There was something else that I remembered. When we had been at Memorial Hospital a fire alarm went off one night and an eerie quiet came over the floor as all the doors were shut. Again, just after Felix passed away another fire alarm went off at Mercy Medical Center. And later on that evening, back at home, 3 different smoke detectors started beeping for no reason.

Eli remembered that Felix had said that spirits made themselves known through candle flames. He said that when a candle flickers and there is no breeze, it is a spirit. Felix also loved candles and burned them frequently.

I remembered another story from Mercy Medical Center from a few days before Felix passed away. Felix had 2 large windows and there was a tree outside where birds frequently flocked.
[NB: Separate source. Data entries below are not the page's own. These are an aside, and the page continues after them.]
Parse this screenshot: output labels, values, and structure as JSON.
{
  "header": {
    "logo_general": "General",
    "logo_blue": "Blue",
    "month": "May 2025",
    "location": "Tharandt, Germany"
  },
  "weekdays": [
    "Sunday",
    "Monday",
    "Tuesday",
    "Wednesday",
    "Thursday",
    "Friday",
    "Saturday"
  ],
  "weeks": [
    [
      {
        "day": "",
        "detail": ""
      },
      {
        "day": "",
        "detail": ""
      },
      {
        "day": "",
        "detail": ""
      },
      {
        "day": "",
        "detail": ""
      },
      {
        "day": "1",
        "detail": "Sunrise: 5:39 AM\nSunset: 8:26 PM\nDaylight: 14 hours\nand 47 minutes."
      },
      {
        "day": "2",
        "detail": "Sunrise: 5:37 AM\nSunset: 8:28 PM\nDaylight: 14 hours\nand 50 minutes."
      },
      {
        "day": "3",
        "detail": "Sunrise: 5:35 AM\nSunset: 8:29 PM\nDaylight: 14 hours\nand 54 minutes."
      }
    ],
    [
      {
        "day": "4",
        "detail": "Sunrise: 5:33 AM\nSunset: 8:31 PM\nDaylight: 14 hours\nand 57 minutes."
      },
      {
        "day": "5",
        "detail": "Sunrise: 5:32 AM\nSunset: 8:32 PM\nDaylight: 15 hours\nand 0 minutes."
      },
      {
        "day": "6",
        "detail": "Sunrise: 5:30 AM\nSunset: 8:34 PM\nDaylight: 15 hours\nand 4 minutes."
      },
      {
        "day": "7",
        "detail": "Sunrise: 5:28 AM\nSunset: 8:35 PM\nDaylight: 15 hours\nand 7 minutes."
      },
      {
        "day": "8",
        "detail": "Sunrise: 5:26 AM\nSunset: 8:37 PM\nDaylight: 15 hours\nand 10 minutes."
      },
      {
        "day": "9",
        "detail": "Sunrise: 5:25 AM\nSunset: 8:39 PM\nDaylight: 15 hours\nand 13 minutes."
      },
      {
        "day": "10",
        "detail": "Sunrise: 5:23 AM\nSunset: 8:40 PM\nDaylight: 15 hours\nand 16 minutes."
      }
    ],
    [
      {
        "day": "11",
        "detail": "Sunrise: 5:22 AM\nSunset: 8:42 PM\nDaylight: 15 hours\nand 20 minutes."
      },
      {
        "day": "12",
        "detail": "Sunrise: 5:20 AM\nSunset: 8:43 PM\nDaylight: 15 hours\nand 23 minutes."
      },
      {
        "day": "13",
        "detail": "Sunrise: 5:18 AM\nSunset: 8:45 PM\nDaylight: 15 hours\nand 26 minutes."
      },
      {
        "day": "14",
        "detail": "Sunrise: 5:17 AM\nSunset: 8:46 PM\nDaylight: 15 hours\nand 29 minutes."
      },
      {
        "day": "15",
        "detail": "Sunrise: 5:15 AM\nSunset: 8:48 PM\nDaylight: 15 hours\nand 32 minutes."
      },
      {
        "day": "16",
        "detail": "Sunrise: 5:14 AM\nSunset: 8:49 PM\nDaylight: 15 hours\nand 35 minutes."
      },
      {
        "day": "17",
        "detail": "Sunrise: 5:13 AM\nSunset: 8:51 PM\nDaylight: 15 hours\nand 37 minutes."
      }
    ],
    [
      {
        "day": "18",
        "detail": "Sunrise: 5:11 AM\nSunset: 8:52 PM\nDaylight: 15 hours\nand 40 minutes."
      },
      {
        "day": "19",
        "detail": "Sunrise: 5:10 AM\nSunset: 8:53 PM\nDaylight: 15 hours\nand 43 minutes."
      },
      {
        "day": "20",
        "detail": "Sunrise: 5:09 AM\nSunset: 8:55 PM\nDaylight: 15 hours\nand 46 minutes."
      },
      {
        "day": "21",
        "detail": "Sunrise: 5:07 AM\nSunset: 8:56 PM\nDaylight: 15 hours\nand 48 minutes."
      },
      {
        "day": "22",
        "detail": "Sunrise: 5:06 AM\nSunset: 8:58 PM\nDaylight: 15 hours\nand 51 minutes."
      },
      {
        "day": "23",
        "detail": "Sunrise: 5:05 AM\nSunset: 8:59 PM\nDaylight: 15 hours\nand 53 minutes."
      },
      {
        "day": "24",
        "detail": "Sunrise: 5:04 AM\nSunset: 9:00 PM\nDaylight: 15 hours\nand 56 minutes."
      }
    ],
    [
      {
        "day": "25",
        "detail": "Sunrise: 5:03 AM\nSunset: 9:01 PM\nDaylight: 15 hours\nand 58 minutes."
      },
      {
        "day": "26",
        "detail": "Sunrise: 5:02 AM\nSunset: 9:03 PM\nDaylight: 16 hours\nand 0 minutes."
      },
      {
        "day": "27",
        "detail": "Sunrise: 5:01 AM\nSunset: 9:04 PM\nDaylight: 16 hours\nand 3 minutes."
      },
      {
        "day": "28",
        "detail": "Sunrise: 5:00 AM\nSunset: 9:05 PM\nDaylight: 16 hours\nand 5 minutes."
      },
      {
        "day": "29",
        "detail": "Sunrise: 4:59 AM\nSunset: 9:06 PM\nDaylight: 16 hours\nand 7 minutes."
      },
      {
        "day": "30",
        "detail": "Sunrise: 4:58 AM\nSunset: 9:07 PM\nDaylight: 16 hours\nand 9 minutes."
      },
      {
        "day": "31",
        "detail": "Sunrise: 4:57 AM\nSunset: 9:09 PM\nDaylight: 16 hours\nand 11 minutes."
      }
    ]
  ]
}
One day a cardinal appeared and stood out as a bright red amongst all of the more muted birds. Felix and I thought it was a sign of healing and protection, but retrospectively it could have been the spirit of a deceased loved one coming to help guide Felix into the afterlife. I'm certainly going to pay attention the next time I see a cardinal.


Like lilacs, Felix loved cherry blossoms, and also like lilacs, they have a short time when they are in bloom. Felix took countless photos and videos with cherry blossoms in multiple locations with many different people. He was drawn to Japanese culture and cherry blossoms are an important symbol of the profound beauty, but frailty and brevity, of life. They are a symbol of renewal and rebirth. Felix was drawn to both the beauty and the meaning of the cherry blossom. Like the cherry blossom, Felix's life was short but he filled it with overwhelming beauty and meaning.



In the weeks that have passed since Felix's passing, I, and many others, have been visited by Felix in our dreams. It makes perfect sense to me that Felix would appear this way because when he was alive we talked endlessly about our dreams. We would help each other to analyze them, finding meaning and guidance. In one dream Felix told me that he wouldn't be gone for long; that he would come back to me. In other dreams he has sent the message that he doesn't want to be forgotten. He didn't want to go; he wasn't ready. We all need to not only look for ways that he's around, but find ways to draw him to us.